Last modified: 26 Feb 2018 19:47
Review of basics of probability theory, data exploration and analysis using the linear modelling framework; depending on the option taken - fundamentals of using geographic information systems (GIS); bioinformatics and their application; statistical computing with R; capturing data; experimental design.
|Session||First Sub Session||Credit Points||15 credits (7.5 ECTS credits)|
Using real biological cases studies, the first 3 weeks of the course will refresh and reinforce basic notions of statistics and statistical modelling. You will learn how to approach the analysis of biological data, introducing a workflow covering hypothesis formulation, graphical data exploration, statistical analysis, validation of assumptions and interpretation of results. This will take you to a level which will allow you to design, at least the first stages of your level 4 honours project
For the following 2 weeks of the course will allow you to choose from 4-6 options in advanced data handling techniques also pertinent to level 4 honours projects.

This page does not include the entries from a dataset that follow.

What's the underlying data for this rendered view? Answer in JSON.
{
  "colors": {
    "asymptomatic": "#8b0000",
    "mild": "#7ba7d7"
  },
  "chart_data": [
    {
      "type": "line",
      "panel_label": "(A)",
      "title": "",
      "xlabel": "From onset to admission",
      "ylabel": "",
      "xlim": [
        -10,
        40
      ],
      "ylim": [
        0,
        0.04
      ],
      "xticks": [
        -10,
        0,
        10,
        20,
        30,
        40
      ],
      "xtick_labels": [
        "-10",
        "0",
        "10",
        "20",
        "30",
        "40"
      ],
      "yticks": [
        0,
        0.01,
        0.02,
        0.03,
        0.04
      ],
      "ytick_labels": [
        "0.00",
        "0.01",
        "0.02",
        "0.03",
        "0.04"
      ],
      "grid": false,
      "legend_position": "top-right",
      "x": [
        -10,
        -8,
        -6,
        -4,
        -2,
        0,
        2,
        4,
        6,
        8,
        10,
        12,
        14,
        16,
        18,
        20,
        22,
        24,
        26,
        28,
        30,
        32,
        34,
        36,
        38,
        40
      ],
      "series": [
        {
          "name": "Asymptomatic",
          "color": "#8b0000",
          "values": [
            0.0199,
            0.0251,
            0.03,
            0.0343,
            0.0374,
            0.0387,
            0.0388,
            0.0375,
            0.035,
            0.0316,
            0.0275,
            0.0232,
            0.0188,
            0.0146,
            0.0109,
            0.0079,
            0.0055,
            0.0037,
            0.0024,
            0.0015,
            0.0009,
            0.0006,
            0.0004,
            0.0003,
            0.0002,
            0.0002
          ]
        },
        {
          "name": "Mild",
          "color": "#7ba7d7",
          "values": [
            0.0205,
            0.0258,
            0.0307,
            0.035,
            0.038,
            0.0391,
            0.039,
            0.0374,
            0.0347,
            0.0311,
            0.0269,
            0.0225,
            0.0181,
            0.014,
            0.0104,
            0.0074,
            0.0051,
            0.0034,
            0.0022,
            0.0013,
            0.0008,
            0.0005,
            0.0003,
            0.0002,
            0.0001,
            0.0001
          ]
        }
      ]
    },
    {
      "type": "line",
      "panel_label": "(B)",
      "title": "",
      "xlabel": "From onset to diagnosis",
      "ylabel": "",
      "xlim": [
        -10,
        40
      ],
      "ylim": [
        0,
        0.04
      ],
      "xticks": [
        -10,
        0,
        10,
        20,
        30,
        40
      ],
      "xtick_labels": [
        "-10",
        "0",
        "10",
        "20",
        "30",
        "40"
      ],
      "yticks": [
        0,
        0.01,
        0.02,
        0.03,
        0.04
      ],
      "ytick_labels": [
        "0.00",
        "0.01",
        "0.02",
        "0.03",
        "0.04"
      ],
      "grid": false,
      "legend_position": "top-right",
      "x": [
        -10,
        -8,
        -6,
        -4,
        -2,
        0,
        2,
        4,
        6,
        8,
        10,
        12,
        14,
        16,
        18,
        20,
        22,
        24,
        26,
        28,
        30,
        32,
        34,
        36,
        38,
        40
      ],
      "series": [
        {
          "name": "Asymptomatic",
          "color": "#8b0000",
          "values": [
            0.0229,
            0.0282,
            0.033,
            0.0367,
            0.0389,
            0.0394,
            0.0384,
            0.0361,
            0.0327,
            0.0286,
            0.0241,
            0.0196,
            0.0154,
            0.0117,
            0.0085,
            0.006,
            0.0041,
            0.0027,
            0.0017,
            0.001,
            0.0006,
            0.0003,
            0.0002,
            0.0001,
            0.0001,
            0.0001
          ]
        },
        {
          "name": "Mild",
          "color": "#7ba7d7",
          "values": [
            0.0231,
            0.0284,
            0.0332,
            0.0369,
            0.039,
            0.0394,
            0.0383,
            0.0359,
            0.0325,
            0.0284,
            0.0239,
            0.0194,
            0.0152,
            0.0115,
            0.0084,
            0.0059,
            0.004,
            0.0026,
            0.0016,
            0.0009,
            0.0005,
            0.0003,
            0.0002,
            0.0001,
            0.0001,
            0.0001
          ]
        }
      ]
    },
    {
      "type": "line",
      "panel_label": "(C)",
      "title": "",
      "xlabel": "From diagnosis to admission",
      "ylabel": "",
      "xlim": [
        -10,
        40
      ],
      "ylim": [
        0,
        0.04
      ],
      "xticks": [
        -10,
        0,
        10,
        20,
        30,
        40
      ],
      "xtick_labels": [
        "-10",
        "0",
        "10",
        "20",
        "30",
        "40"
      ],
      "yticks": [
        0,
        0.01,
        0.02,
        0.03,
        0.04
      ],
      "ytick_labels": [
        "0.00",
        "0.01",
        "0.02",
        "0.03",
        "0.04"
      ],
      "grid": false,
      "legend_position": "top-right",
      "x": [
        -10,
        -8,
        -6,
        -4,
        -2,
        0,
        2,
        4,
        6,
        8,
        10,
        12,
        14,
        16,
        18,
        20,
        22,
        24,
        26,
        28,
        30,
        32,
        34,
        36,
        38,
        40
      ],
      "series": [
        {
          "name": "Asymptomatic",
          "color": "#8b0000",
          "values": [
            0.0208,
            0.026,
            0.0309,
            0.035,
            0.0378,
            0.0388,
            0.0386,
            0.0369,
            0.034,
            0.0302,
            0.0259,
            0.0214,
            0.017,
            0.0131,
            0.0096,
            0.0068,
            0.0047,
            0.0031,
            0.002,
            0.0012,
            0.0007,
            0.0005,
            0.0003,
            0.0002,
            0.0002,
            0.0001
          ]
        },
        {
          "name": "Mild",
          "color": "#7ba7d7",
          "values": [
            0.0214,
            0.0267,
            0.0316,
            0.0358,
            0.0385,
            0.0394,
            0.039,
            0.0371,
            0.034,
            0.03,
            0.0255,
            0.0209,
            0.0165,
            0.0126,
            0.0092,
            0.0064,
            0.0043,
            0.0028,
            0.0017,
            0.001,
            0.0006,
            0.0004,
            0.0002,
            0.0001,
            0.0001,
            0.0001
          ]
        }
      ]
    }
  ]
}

The course is intensive but alternates lectures followed by practical sessions so you can practice the taught principles with real data and benefit from considerable assistance from 3-4 staff and 5-6 demonstrators.
Students will attend 3 x 1hr lectures per week and 3 x 1hr practical session per week during the first 3 weeks. The following 2 weeks have a variable format depending on the choice of option. It is expected that students would spend a further 14-15 hours per week in self-study.
This course runs in weeks 7-11, and is scheduled in Thread 2, so may have contact hours in any or all of these times: Mondays, 14-18; Tuesday, all day; Friday, 14-18.
Information on contact teaching time is available from the course guide.
1st Attempt: First 3 weeks session: Continuous assessment by two tests (25% 5 each) and one final exam (25%).  Last 2 weeks session: Assessment based on test or practical report, depending on option selected.
Resit: As first attempt with opportunity to resit the failed component (s) and pass marks carried forward.
Tutorial/workshop sessions will provide opportunity for student-student and student-tutor interaction. Exercises completed during the practical sessions are supported by material that can be used for self-assessment and staff will provide informal verbal feedback during practical sessions.
Students will receive automated feedback on MCQ with opportunities to ask questions in online forum and Q&A sessions and written feedback on their practical reports.